Four UK men who ran a file-sharing website which leaked films online – sometimes before they were released in cinemas – have received custodial or suspended sentences.

Steven Pegram, Mark Rollin, Paul Taylor and Alan Stephenson were part of a group which uploaded films online for others to download via BitTorrent on their website ‘thefoundary.name’.

The men obtained The Expendables 3 in July 2014 and uploaded it ahead of its cinema release in the US on August 15th.

Their actions caused a loss of around £1.5 million to producers Lionsgate Films. They also defrauded members of the Motion Picture Association of America including Paramount, Sony, Walt Disney, Fox and Warner Brothers.

Pegram was sentenced to four-and-a-half years imprisonment; Rollin to three years imprisonment. Taylor and Stephenson both received two year prison sentences, suspended for 24 months.

Pegram owned the site and paid for its servers along with Taylor and both uploaded films for sharing. Rollin had encoded and uploaded numerous films to the site and had 47 high quality films on his computer. Stephenson set up and maintained the website.
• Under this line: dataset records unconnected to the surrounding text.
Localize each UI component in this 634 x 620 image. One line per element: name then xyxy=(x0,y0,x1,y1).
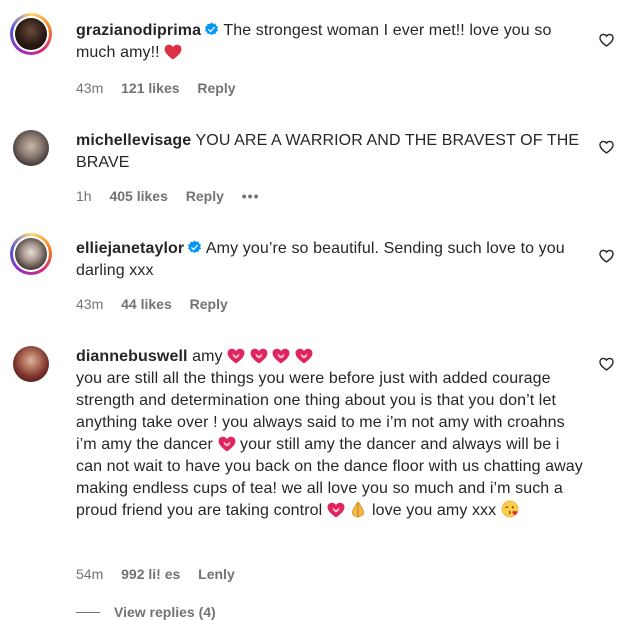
verified-badge-icon xyxy=(205,22,219,36)
comment-text: love you amy xxx xyxy=(367,502,501,519)
heart-with-ribbon-icon xyxy=(250,348,268,364)
comment-text-block: diannebuswell amy you are still all the … xyxy=(76,346,586,522)
comment-username[interactable]: diannebuswell xyxy=(76,348,188,365)
comment-time[interactable]: 43m xyxy=(76,296,103,312)
comment-meta: 43m 44 likes Reply xyxy=(76,295,242,313)
comment-text-block: elliejanetaylor Amy you’re so beautiful.… xyxy=(76,238,586,282)
avatar[interactable] xyxy=(10,13,52,55)
face-blowing-kiss-icon xyxy=(501,500,519,518)
heart-with-ribbon-icon xyxy=(327,502,345,518)
heart-with-ribbon-icon xyxy=(218,436,235,452)
comment-likes[interactable]: 405 likes xyxy=(109,188,167,204)
comment-meta: 43m 121 likes Reply xyxy=(76,79,250,97)
like-heart-outline-icon[interactable] xyxy=(599,357,614,371)
like-heart-outline-icon[interactable] xyxy=(599,33,614,47)
red-heart-icon xyxy=(164,44,182,60)
reply-button[interactable]: Lenly xyxy=(198,566,235,582)
reply-button[interactable]: Reply xyxy=(186,188,224,204)
heart-with-ribbon-icon xyxy=(272,348,290,364)
comment-likes[interactable]: 121 likes xyxy=(121,80,179,96)
comment-time[interactable]: 1h xyxy=(76,188,92,204)
comment-likes[interactable]: 992 li! es xyxy=(121,566,180,582)
divider xyxy=(76,612,100,613)
reply-button[interactable]: Reply xyxy=(190,296,228,312)
view-replies-button[interactable]: View replies (4) xyxy=(76,604,216,620)
more-options-icon[interactable]: ••• xyxy=(242,188,260,204)
comment-meta: 1h 405 likes Reply ••• xyxy=(76,187,273,205)
view-replies-label[interactable]: View replies (4) xyxy=(114,604,216,620)
verified-badge-icon xyxy=(188,240,202,254)
comment-time[interactable]: 54m xyxy=(76,566,103,582)
comment-meta: 54m 992 li! es Lenly xyxy=(76,565,249,583)
comment-text-block: grazianodiprima The strongest woman I ev… xyxy=(76,20,586,64)
comment-username[interactable]: elliejanetaylor xyxy=(76,240,184,257)
avatar[interactable] xyxy=(10,233,52,275)
comment-text-block: michellevisage YOU ARE A WARRIOR AND THE… xyxy=(76,130,586,174)
comment-username[interactable]: michellevisage xyxy=(76,132,191,149)
comment-time[interactable]: 43m xyxy=(76,80,103,96)
comment-username[interactable]: grazianodiprima xyxy=(76,22,201,39)
comment-text: amy xyxy=(187,348,228,365)
heart-with-ribbon-icon xyxy=(295,348,313,364)
reply-button[interactable]: Reply xyxy=(197,80,235,96)
folded-hands-icon xyxy=(352,501,365,518)
like-heart-outline-icon[interactable] xyxy=(599,140,614,154)
like-heart-outline-icon[interactable] xyxy=(599,249,614,263)
avatar[interactable] xyxy=(10,343,52,385)
avatar[interactable] xyxy=(10,127,52,169)
comment-likes[interactable]: 44 likes xyxy=(121,296,172,312)
heart-with-ribbon-icon xyxy=(227,348,245,364)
Are You Here from Millennium Entertainment and Third Person by Sony Entertainment were found on Rollin’s computer before they had been released in cinemas in November and December 2014. Other files found included 22 Jump Street, Transformers Age of Extinction and audio files of Bad Neighbours and Godzilla.

The estimated loss to the movie industry of the group uploading and sharing Godzilla and X-Men: Days of Future Past alone was almost £4 million.

Leigh Webber, of the Crown Prosecution Service (CPS), said: “These defendants set up and ran a site which allowed users to download films for free via BitTorrent, including the Expendables 3 before its release in the cinema. All of them had clear knowledge of what the site was used for and were well aware they were breaching the copyright of the production companies. The CPS showed the court the numerous files on computers seized from the defendants and the payments they had made to keep the site up and running. Evidence also showed that the harm caused to members of the Motion Picture Association totalled around £7 million.”

Rollin and Stephenson pleaded guilty to conspiracy to defraud the copyright owners of works including or contained within films and the proprietors of trademarks contained within or accompanying the said works. Pegram and Taylor pleaded guilty to conspiracy to defraud on the first day of their trial on December 3rd 2018.